To make the curry, heat a small splash of oil in a large casserole and fry the spices for a couple of minutes. Add the onion and cook until softened. Add the Scotch bonnet and gently fry for a further couple of minutes. Add the carrot and fry for few minutes. Add the browned meat and give it a good stir. Pour in the stock and add the salt. Cover and simmer for around 4 hours or until the meat is meltingly tender. Keep an eye on the levels of liquid in the pan and keep topping up so that the meat is covered. Once cooked, remove the meat with a slotted spoon, leaving the liquor behind in the pan as this will become the broth. Set the meat aside to cool completely (overnight in the fridge ideally) and then pull the meat from the bone.
To make the johnny cakes, bring all of the ingredients together in a large bowl to form a soft dough. Lightly dust a work surface with flour, tip the dough out and knead gently for 2–3 minutes. Divide into 12–16 even-sized pieces and roll them into rough balls. Leave on a tray and cover with a tea towel for 30 minutes.
Preheat the oven to 170C/150C Fan/Gas 3. Roll out each ball of dough into a rough circle and, using a 9cm/3½in round cookie cutter, cut out 12–16 circles. Take a tablespoon of the chilled meat that you have pulled off the bone and place in the middle of each circle. Bring the dough up around the meat and pinch gently at the top to create a dumpling or patty shape. Lay on a baking tray lined with baking paper. Brush each johnny cake with a mix of the coconut milk and egg yolk and bake in middle of the oven for around 25 minutes until golden.
Meanwhile, place the remaining cooking liquor from the mutton curry over a medium–high heat and gently simmer until it reduces a little. Once bubbling, turn off the heat and stir through a little butter.

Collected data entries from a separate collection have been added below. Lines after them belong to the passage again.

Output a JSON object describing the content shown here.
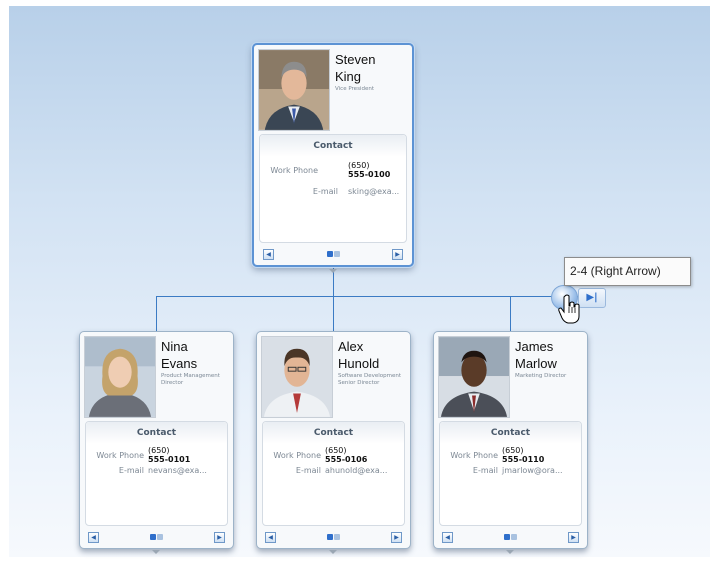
{
  "tooltip": {
    "text": "2-4 (Right Arrow)"
  },
  "scroll": {
    "end_icon": "last-page-icon",
    "cursor_icon": "hand-pointer-icon"
  },
  "colors": {
    "connector": "#3b7bc4",
    "accent": "#2f6fcb",
    "card_border": "#9db3c8"
  },
  "root": {
    "first_name": "Steven",
    "last_name": "King",
    "title": "Vice President",
    "contact_heading": "Contact",
    "phone_label": "Work Phone",
    "phone_line1": "(650)",
    "phone_line2": "555-0100",
    "email_label": "E-mail",
    "email": "sking@exa..."
  },
  "reports": [
    {
      "first_name": "Nina",
      "last_name": "Evans",
      "title": "Product Management Director",
      "contact_heading": "Contact",
      "phone_label": "Work Phone",
      "phone_line1": "(650)",
      "phone_line2": "555-0101",
      "email_label": "E-mail",
      "email": "nevans@exa..."
    },
    {
      "first_name": "Alex",
      "last_name": "Hunold",
      "title": "Software Development Senior Director",
      "contact_heading": "Contact",
      "phone_label": "Work Phone",
      "phone_line1": "(650)",
      "phone_line2": "555-0106",
      "email_label": "E-mail",
      "email": "ahunold@exa..."
    },
    {
      "first_name": "James",
      "last_name": "Marlow",
      "title": "Marketing Director",
      "contact_heading": "Contact",
      "phone_label": "Work Phone",
      "phone_line1": "(650)",
      "phone_line2": "555-0110",
      "email_label": "E-mail",
      "email": "jmarlow@ora..."
    }
  ]
}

To make the pickle, slice all the vegetables evenly and very thinly – use a mandolin to make it easier but a good sharp knife will do just as well. Place all the vegetables in a saucepan and add the sugar, spices, vinegar and water. Place over a low heat and stir to dissolve the sugar for a few minutes. Set aside to cool. Blend the pickle mixture with a hand blender or in a food processor and add some oil to emulsify it. Place in a squeezy bottle.
Serve the johnny cakes and broth with the pickle for squeezing over.